The man seems momentarily taken aback. Has his congressman just told him to leave the state? “Well, then who will pay taxes for you?”
“A lot of people are very happy to pay taxes.”
Back in the car, Frank tells me that he relishes confrontation. “Getting in a heated exchange with someone is kind of cathartic in some ways for me,” he says, holding a list of local polling places. “I’ve always been good at verbal confrontation, and I’ve never had a fear of it. I have to be careful that I don’t get into it too much.”
Frank tells me that he rarely says something he regrets, although he concedes that his impatience and abrasiveness can be hurtful. “Some people still say I get angry too much,” he says. “In general, I think I’m getting a little more reflective, a little more understanding. It’s just that I get so impatient with people. My scarcest resource is my time, so I’m very protective of it -- maybe overly so. ”
Frank has been known to walk out of a room or start reading a newspaper if he thinks you’re wasting his time. Walter Schubert, a friend of Frank’s and the first openly gay member of the New York Stock Exchange, has learned not to take his eyes off the congressman for long. “He’ll be a guest speaker at some event, and if it’s running behind schedule, he’ll think nothing of just walking to the elevator and leaving,” Schubert says. “We’ll all be running after him saying, ‘Barney, you can’t just leave!’ The thing about Barney is that he suffers no fools. If you come unprepared to a conversation with him, or if you don’t know what you’re talking about, he has no problem saying, ‘That’s the stupidest thing I’ve ever heard.’ ”
Many colleagues and friends say they find this bluntness refreshing.
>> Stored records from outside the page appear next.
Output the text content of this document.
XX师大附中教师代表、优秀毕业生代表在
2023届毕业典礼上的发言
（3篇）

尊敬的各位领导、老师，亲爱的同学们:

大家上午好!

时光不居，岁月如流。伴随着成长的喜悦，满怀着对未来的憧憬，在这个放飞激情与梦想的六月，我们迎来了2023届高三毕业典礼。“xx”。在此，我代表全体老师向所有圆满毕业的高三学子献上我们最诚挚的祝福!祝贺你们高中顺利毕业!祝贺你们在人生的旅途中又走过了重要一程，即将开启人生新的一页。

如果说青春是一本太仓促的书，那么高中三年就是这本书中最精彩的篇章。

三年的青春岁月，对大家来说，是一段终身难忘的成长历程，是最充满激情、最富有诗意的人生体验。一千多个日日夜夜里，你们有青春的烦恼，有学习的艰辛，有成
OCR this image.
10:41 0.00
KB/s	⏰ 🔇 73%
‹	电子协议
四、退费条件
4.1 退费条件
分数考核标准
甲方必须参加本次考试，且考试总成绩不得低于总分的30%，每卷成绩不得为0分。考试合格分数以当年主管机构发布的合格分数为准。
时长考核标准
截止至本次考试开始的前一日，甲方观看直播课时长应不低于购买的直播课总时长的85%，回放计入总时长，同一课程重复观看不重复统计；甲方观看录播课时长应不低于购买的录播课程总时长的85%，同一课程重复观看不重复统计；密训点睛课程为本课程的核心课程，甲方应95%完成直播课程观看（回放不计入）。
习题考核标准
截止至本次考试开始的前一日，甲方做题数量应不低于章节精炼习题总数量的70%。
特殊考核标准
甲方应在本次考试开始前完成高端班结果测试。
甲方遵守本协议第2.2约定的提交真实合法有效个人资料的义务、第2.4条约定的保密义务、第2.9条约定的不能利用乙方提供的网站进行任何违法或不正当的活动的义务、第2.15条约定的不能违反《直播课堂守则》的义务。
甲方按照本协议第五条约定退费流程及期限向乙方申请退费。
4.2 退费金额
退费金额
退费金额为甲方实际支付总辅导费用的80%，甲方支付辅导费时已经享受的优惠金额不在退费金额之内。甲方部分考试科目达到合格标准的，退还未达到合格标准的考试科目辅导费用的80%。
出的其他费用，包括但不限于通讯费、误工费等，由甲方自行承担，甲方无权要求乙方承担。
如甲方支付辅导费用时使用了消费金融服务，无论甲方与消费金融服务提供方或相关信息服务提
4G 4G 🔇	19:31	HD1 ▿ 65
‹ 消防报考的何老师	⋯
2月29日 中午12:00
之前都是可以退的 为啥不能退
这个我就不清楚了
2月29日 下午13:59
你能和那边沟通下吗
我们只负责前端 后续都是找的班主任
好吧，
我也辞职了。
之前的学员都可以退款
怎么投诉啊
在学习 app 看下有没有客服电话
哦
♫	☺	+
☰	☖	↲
House speaker Nancy Pelosi marvels at how much she gets done with Frank in a matter of seconds. “Not one wasted word,” she told me. Steve Elmendorf, a gay Washington lobbyist who was a senior adviser for 12 years to Dick Gephardt, has known Frank since 1987, the year Frank came out publicly. “Once people get to know Barney and get over the fear that he’s going to yell at them, they tend to like his style,” Elmendorf tells me. “There’s no bullshit with Barney. Unlike other congressmen who pretend to be nice to everyone, Barney tells you exactly where you stand. And I understand why he gets so frustrated with people. He’s usually the smartest person in the room, and I think he genuinely gets annoyed that people can’t keep up.”